38 commentaires sur “La petite femelle de Philippe Jaenada

  1. J’ai lu les deux : celui de Jean-Luc Seigle, paru quelques mois avant, qui est plus romancé, et celui-ci, qui s’apparente à une enquête.
    J’ai adoré l’humour de Jaenada et ses digressions – que j’avais beaucoup aimés également dans Sulak
    Par contre je ne suis pas d’accord avec le terme « erreur judiciaire » : on a beau avoir de la sympathie voire de l’empathie pour Pauline Dubuisson, elle a quand même bel et bien tué…

    1. Oui, tu as tout à fait raison, l’expression n’est pas appropriée car Pauline Dubuisson a en effet tué. C’est plus une erreur de jugement (le terme ne colle pas non plus…), dans la façon dont elle a été jugée, dont le procès a été orienté. Je ne sais pas bien comment exprimer ça finalement…

    1. Celui-là n’est pas un roman et il est épais, c’est vrai, mais c’est du pur Jaenada et c’est vraiment très bien. Je ne peux que te le conseiller. Tu n’auras pas besoin de lire beaucoup de pages pour voir si ce style te convient ou s’il t’agace.
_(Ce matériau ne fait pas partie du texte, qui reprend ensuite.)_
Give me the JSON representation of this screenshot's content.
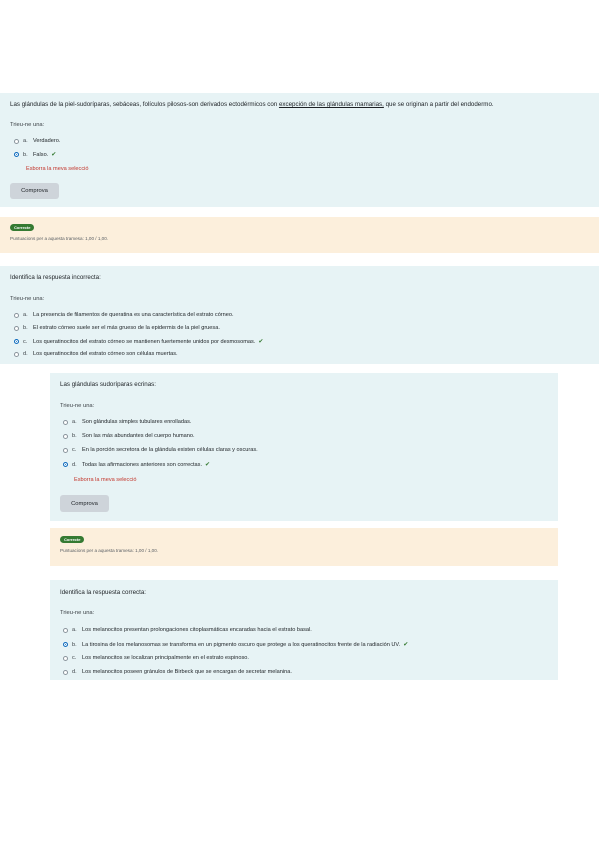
{
  "q1": {
    "text_before": "Las glándulas de la piel-sudoríparas, sebáceas, folículos pilosos-son derivados ectodérmicos con ",
    "text_underlined": "excepción de las glándulas mamarias,",
    "text_after": " que se originan a partir del endodermo.",
    "prompt": "Trieu-ne una:",
    "options": [
      {
        "letter": "a.",
        "text": "Verdadero."
      },
      {
        "letter": "b.",
        "text": "Falso."
      }
    ],
    "clear_label": "Esborra la meva selecció",
    "check_label": "Comprova"
  },
  "fb1": {
    "badge": "Correcte",
    "score": "Puntuacions per a aquesta tramesa: 1,00 / 1,00."
  },
  "q2": {
    "text": "Identifica la respuesta incorrecta:",
    "prompt": "Trieu-ne una:",
    "options": [
      {
        "letter": "a.",
        "text": "La presencia de filamentos de queratina es una característica del estrato córneo."
      },
      {
        "letter": "b.",
        "text": "El estrato córneo suele ser el más grueso de la epidermis de la piel gruesa."
      },
      {
        "letter": "c.",
        "text": "Los queratinocitos del estrato córneo se mantienen fuertemente unidos por desmosomas."
      },
      {
        "letter": "d.",
        "text": "Los queratinocitos del estrato córneo son células muertas."
      }
    ]
  },
  "q3": {
    "text": "Las glándulas sudoríparas ecrinas:",
    "prompt": "Trieu-ne una:",
    "options": [
      {
        "letter": "a.",
        "text": "Son glándulas simples tubulares enrolladas."
      },
      {
        "letter": "b.",
        "text": "Son las más abundantes del cuerpo humano."
      },
      {
        "letter": "c.",
        "text": "En la porción secretora de la glándula existen células claras y oscuras."
      },
      {
        "letter": "d.",
        "text": "Todas las afirmaciones anteriores son correctas."
      }
    ],
    "clear_label": "Esborra la meva selecció",
    "check_label": "Comprova"
  },
  "fb2": {
    "badge": "Correcte",
    "score": "Puntuacions per a aquesta tramesa: 1,00 / 1,00."
  },
  "q4": {
    "text": "Identifica la respuesta correcta:",
    "prompt": "Trieu-ne una:",
    "options": [
      {
        "letter": "a.",
        "text": "Los melanocitos presentan prolongaciones citoplasmáticas encaradas hacia el estrato basal."
      },
      {
        "letter": "b.",
        "text": "La tirosina de los melanosomas se transforma en un pigmento oscuro que protege a los queratinocitos frente de la radiación UV."
      },
      {
        "letter": "c.",
        "text": "Los melanocitos se localizan principalmente en el estrato espinoso."
      },
      {
        "letter": "d.",
        "text": "Los melanocitos poseen gránulos de Birbeck que se encargan de secretar melanina."
      }
    ]
  },
  "colors": {
    "question_bg": "#e7f3f5",
    "feedback_bg": "#fcefdc",
    "selected": "#0f6cbf",
    "correct": "#357a32",
    "clear_link": "#c3342a"
  }
}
    1. Du coup, tu n’auras plus l’effet de « suspens » qui a parfaitement fonctionné avec moi puisque je ne savais rien de cette histoire (et que je ne lis pas les 4e de couverture…).
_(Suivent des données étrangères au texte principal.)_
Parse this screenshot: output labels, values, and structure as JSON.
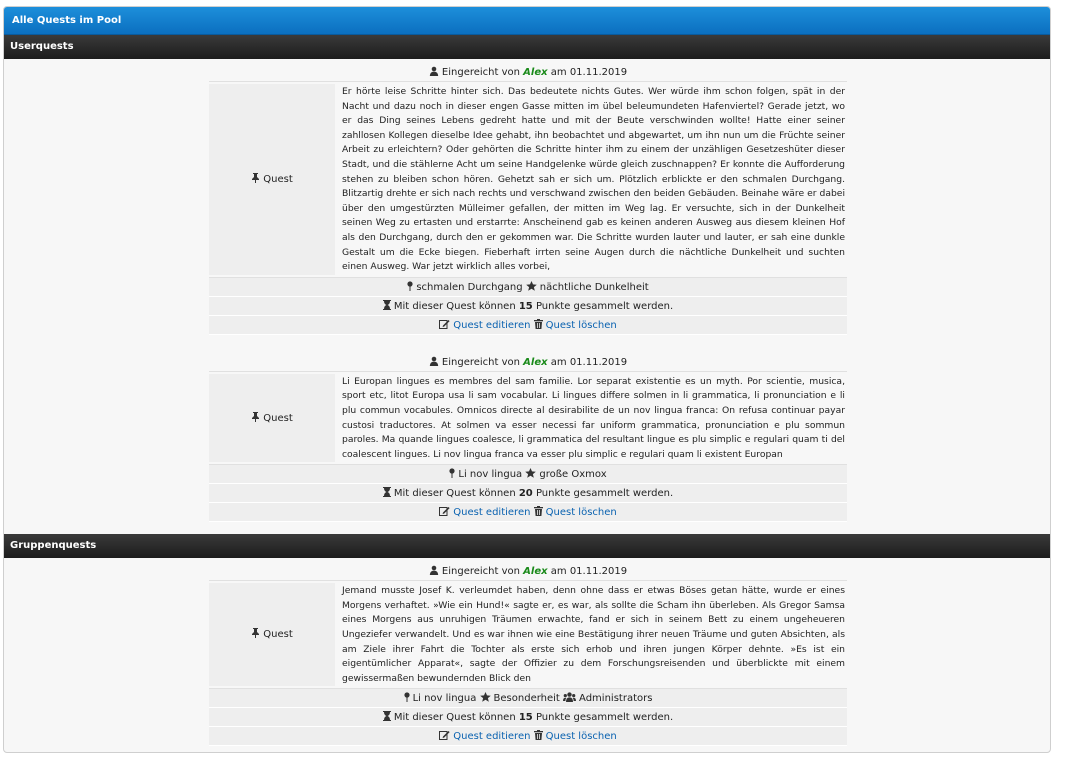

  2. ma réticence à lire ce roman vient du fait qu’elle a tué , mais j’imagine très bien la façon dont sa vie de femme libre l’a complètement désservie lors de son procès.

    1. Toute l’affaire du procès (et une partie du roman) c’est de savoir si elle a tué de façon préméditée ou si c’est un crime passionnel, sous le coup de l’émotion. Elle reste meurtrière dans les deux cas mais ça change beaucoup de choses.

  3. Quel enthousiasme ! Ayant été un peu déçue par Sulak, parce que je préfère quand Jaenada parle de lui, j’hésitais avant de lire ce titre (disons que je me suis dit que j’allais attendre sa sortie en poche). Mais bon, s’il bénéficie du label de Sandrine « à lire absolument »…. !

    1. Oh, mais il y a aussi de ce Jaenada-là. Par exemple, il raconte la biture qu’il a pris après réception du prix de Flore. Perso, j’ai trouvé l’épisode un peu long (pour moi, c’est la seule longueur de tout le texte). Il raconte aussi comment il se met à souffrir des mêmes symptômes que Pauline Dubuisson… et toutes sortes d’anecdotes sur sa femme, une femme de caractère elle aussi (je me demande bien comment elle lit ça…) !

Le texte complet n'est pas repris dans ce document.